0
votes

I am using a computer cluster with 20 nodes and each node has 16 CPU. I tried to submit 1000 jobs to all nodes with the command "sbatch XX.sbatch". What I want is that 320 jobs are running simultaneously, i.e., 16 jobs per node, or 1 job per CPU.

When I use the . sbatch file with the parameters in the XX sbatch file is

#!/bin/bash
# Interpreter declaration
#SBATCH -N 1
#SBATCH -n 1
#SBATCH -c 1
#SBATCH -J job_XX

./example.sh

I noticed only 1 job is running on each node.

Then I tried

#!/bin/bash
# Interpreter declaration
#SBATCH -N 20
#SBATCH -n 1
#SBATCH -c 1
#SBATCH -J job_XX

./example.sh

I noticed only 1 job is running in 20 nodes, i.e., 1 job per 20 nodes.

Then I tried

#!/bin/bash
# Interpreter declaration
#SBATCH -N 20
#SBATCH -n 320
#SBATCH -c 1
#SBATCH --ntasks-per-node=16
#SBATCH -J job_XX

./example.sh

Still, 1 job is using all 20 nodes.

Does anyone know how to fix it? Thanks.

1

1 Answers

1
votes

Well, if you want more than one job, you need to submit more than one job. If you only call sbatch XX.sbatch once, only one job will be created (not quite correct, see below).

If you want to create 1000 jobs, you could simply go ahead and create a for loop to submit 1000 jobs:

for i in {1..1000}
    do sbatch XX.sbatch
done

This would create 1000 Jobs with 1 core each (if we take your first jobscript as an example) and they would fill up all available 320 job slots. But: Calling sbatch in a for loop like that is not nice for the scheduler. There is a better way to submit a number of similar jobs: Job Arrays.

These submit a single job script any number of times at once. Inside the job script, you can then use environment variables such as $SLURM_ARRAY_TASK_ID to control your scripts so they all do exactly the same.

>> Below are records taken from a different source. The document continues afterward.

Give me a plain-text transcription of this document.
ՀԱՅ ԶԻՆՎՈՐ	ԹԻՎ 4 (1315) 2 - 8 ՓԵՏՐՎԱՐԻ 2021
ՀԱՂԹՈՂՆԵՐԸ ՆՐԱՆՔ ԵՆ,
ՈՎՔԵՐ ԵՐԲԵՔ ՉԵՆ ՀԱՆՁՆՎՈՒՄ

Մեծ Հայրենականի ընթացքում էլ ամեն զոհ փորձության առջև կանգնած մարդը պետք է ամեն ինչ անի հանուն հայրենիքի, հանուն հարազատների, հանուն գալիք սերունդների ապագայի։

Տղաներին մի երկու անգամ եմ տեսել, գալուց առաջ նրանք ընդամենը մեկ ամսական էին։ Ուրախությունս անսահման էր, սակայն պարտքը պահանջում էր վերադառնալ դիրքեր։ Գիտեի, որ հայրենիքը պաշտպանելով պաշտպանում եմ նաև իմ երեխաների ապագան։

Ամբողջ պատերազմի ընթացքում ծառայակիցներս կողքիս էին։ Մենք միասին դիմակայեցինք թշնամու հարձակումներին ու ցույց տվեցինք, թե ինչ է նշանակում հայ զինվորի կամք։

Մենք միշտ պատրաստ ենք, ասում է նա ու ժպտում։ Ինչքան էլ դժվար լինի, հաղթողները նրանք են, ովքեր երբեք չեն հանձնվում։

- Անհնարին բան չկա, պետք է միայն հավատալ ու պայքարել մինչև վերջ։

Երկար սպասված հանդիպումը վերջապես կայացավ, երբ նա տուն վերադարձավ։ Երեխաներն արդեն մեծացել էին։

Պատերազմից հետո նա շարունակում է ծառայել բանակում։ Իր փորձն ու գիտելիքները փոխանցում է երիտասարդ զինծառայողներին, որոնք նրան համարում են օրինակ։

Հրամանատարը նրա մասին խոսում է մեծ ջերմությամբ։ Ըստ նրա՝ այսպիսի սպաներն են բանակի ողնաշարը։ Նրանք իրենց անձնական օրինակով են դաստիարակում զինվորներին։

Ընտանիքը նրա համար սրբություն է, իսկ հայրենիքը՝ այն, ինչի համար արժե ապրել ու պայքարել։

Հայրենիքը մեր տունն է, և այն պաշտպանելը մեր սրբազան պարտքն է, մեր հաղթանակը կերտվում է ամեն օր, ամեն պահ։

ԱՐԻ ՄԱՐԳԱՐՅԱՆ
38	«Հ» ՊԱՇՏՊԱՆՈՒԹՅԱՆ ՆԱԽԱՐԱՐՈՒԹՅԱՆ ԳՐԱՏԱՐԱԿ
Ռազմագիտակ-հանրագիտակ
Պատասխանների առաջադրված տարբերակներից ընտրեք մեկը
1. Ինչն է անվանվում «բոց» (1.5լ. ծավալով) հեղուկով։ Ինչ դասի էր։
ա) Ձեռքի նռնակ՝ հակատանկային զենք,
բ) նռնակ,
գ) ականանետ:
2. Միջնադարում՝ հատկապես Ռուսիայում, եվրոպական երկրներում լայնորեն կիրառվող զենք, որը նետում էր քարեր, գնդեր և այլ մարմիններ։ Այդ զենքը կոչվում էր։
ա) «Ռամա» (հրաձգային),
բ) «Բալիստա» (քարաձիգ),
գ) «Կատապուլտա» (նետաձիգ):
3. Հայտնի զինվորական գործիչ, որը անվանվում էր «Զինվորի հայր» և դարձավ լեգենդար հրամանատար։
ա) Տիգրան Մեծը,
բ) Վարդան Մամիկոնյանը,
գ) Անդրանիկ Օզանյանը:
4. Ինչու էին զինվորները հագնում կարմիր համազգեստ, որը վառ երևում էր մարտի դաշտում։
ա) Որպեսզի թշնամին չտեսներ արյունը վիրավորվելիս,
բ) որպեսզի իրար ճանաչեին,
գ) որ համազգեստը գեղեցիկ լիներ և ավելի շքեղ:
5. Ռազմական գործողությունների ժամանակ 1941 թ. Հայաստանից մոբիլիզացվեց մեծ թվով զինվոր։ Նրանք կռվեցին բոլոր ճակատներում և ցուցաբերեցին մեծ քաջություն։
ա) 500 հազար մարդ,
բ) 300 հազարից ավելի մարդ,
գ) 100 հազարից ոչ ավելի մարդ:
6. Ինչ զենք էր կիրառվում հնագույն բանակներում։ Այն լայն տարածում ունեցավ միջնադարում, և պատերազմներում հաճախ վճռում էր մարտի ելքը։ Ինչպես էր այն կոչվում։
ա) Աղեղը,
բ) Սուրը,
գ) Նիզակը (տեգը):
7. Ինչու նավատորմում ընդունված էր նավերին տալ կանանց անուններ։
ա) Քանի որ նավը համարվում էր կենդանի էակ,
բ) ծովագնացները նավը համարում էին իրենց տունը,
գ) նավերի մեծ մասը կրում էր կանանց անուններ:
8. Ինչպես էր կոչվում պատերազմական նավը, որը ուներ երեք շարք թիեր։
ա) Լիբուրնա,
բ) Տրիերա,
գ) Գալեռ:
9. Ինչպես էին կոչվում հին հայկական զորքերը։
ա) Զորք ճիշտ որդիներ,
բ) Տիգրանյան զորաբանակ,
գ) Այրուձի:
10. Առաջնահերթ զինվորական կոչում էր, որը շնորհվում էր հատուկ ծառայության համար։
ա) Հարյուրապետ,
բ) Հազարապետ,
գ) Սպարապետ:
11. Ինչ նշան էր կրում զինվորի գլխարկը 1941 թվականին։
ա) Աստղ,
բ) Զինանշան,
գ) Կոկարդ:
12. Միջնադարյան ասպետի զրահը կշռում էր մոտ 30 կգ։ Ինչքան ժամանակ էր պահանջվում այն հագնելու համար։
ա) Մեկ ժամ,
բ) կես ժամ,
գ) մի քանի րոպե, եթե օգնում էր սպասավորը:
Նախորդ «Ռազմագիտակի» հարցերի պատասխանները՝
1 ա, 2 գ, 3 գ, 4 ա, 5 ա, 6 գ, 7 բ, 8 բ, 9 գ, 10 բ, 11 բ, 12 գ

Take your first jobscript for example:

#!/bin/bash
# Interpreter declaration
#SBATCH -N 1
#SBATCH -n 1
#SBATCH -c 1
#SBATCH -J job_XX
#SBATCH --array=0-1000

#Do something with the env vars e.g. use them as parameters for your script
./example.sh $SLURM_ARRAY_TASK_ID

When submitting this with sbatch XX.sbatch, this creates 1000 jobs at once, each using a single core, therefore filling up all 320 cores available.